AGGIE’S ART OF HAPPINESS – CHAPTER 212

And then, as her eyes grow more familiar with the room in the darkness she keeps with her to stay safe, she realises it’s not a throne room she’s in. It’s more like a court room, a room where people are judged and sentenced. The judge’s chair and bench at one end of the room, though there’s something behind them she knows she will have to explore, and only a few, five or six, rows of pews in front of the raised dais the judge will have presided from. And all around, the wood panelling, which intrigues her. She skirts the judges area, and the wooden dividers, a fence really, surrounding it, a circular exclusion zone for the ordinary, she supposes, the way all those in power like to exclude those they think are inferior to them, walks at first across to the left side of the room, which, in effect, is a square with a circle in it. Perhaps whatever they did (or do) in here is trying to square circles, she thinks. Up close to the wood panelling, which, to her, is now as visible as it would be in bright daylight, she reaches out and touches the smooth wood, highly-polished. It could be beech, and its grain is dark and disorganised against the lighter wood that makes up its majority. She pushes, like she pushes at everything and the panel she’s touching recedes at first, and then springs out towards her so quickly she has to jump out of its way.

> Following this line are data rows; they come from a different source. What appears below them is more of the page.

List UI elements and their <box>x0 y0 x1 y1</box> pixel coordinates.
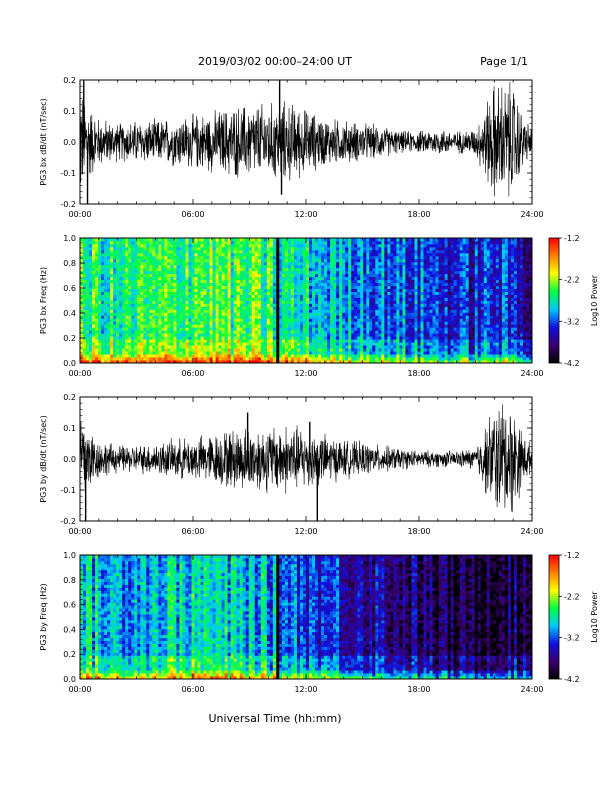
y-tick-label: 0.8 <box>63 576 76 585</box>
y-tick-label: 0.1 <box>63 424 76 433</box>
x-tick-label: 18:00 <box>407 210 430 219</box>
x-tick-label: 00:00 <box>68 210 91 219</box>
data-gap-line <box>276 555 280 679</box>
x-tick-label: 12:00 <box>294 685 317 694</box>
y-axis-label: PG3 by dB/dt (nT/sec) <box>39 415 48 502</box>
colorbar-tick-label: -1.2 <box>564 234 580 243</box>
colorbar-tick-label: -2.2 <box>564 592 580 601</box>
y-tick-label: 0.8 <box>63 259 76 268</box>
y-axis-label: PG3 by Freq (Hz) <box>39 583 48 650</box>
x-tick-label: 18:00 <box>407 527 430 536</box>
panel-4: -1.2 -2.2 -3.2 -4.2 Log10 Power 00:00 06:00 12:… <box>39 551 599 694</box>
x-tick-label: 00:00 <box>68 685 91 694</box>
x-tick-label: 06:00 <box>181 527 204 536</box>
y-tick-label: 0.2 <box>63 76 76 85</box>
y-tick-label: 1.0 <box>63 234 76 243</box>
y-tick-label: -0.2 <box>60 200 76 209</box>
y-tick-label: 0.0 <box>63 138 76 147</box>
y-tick-label: 0.0 <box>63 455 76 464</box>
x-tick-label: 24:00 <box>520 210 543 219</box>
panel-1: 00:00 06:00 12:00 18:00 24:00 -0.2 -0.1 0.0 0.1 0… <box>39 76 544 219</box>
x-tick-label: 24:00 <box>520 527 543 536</box>
page-indicator: Page 1/1 <box>480 55 528 68</box>
y-axis-label: PG3 bx Freq (Hz) <box>39 267 48 334</box>
y-tick-label: 0.1 <box>63 107 76 116</box>
x-tick-label: 12:00 <box>294 210 317 219</box>
data-gap-line <box>276 238 280 363</box>
colorbar-label: Log10 Power <box>590 591 599 643</box>
signal-trace <box>80 81 532 197</box>
spectrogram-cells <box>80 238 533 364</box>
y-tick-label: -0.1 <box>60 486 76 495</box>
panel-3: 00:00 06:00 12:00 18:00 24:00 -0.2 -0.1 0.0 0.1 0… <box>39 393 544 536</box>
y-tick-label: 0.4 <box>63 625 76 634</box>
x-tick-label: 18:00 <box>407 685 430 694</box>
y-tick-label: 0.2 <box>63 393 76 402</box>
colorbar <box>548 237 560 364</box>
y-tick-label: -0.2 <box>60 517 76 526</box>
panels: 00:00 06:00 12:00 18:00 24:00 -0.2 -0.1 0.0 0.1 0… <box>39 76 599 694</box>
colorbar-tick-label: -3.2 <box>564 317 580 326</box>
colorbar <box>548 554 560 680</box>
x-tick-label: 00:00 <box>68 369 91 378</box>
y-tick-label: 0.6 <box>63 284 76 293</box>
x-axis-title: Universal Time (hh:mm) <box>209 712 342 725</box>
x-tick-label: 24:00 <box>520 369 543 378</box>
colorbar-tick-label: -4.2 <box>564 359 580 368</box>
y-tick-label: 0.4 <box>63 309 76 318</box>
x-tick-label: 18:00 <box>407 369 430 378</box>
y-tick-label: 0.2 <box>63 650 76 659</box>
x-tick-label: 12:00 <box>294 369 317 378</box>
x-tick-label: 06:00 <box>181 210 204 219</box>
x-tick-label: 06:00 <box>181 369 204 378</box>
colorbar-tick-label: -2.2 <box>564 276 580 285</box>
y-axis-label: PG3 bx dB/dt (nT/sec) <box>39 98 48 185</box>
y-tick-label: 0.6 <box>63 601 76 610</box>
x-tick-label: 06:00 <box>181 685 204 694</box>
y-tick-label: -0.1 <box>60 169 76 178</box>
signal-trace <box>80 404 532 512</box>
x-tick-label: 24:00 <box>520 685 543 694</box>
colorbar-tick-label: -1.2 <box>564 551 580 560</box>
x-tick-label: 00:00 <box>68 527 91 536</box>
colorbar-label: Log10 Power <box>590 274 599 326</box>
panel-2: -1.2 -2.2 -3.2 -4.2 Log10 Power 00:00 06:00 12:… <box>39 234 599 378</box>
y-tick-label: 0.2 <box>63 334 76 343</box>
colorbar-tick-label: -4.2 <box>564 675 580 684</box>
colorbar-tick-label: -3.2 <box>564 634 580 643</box>
x-tick-label: 12:00 <box>294 527 317 536</box>
y-tick-label: 1.0 <box>63 551 76 560</box>
spectrogram-cells <box>80 555 533 680</box>
y-tick-label: 0.0 <box>63 359 76 368</box>
y-tick-label: 0.0 <box>63 675 76 684</box>
figure-title: 2019/03/02 00:00–24:00 UT <box>198 55 352 68</box>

But it’s not the secret passage she’d expected. It’s a deep cabinet of files. Or would have been had there been any files left in there. Empty. Aggie tries the next one. That’s empty, too. The thing is, these are period filing cabinets, custom-built for this room, she’s certain  of that. And if the previous inhabitant of this house knew about them and has taken them away, like Marion told her, how did he know about this place? Is it a secret passed from President to President, via a letter full of secrets that never leave the White House? A secret never to be told? Except the orange man has told someone, someone across half the world, the man right now trying to subjugate Ukraine. Aggie can’t believe that war started only a few days ago, and wonders how long it will last, and how it will end. With the world in ruins? Perhaps they can change the course of it, her and Cassie, her and Lily, her and Robert. All of them, this ridiculous little band of nobodies who think they can change the world and fight against the evil and darkness that Valentine and his accomplices are trying to spread. She closes the two empty drawers, and suddenly realises the enormity of the task she has in front of her, because there must be thousands of these drawers around this room. She just hopes that some of them will have something in them that points her in the right direction. She crosses the room again. More empty files. Finally, she finds her way to behind the judgment chair. It’s there she finds drawers and drawers full of files. And the first one she picks out and opens confirms her suspicions. More albino children. More deaths. More experiments.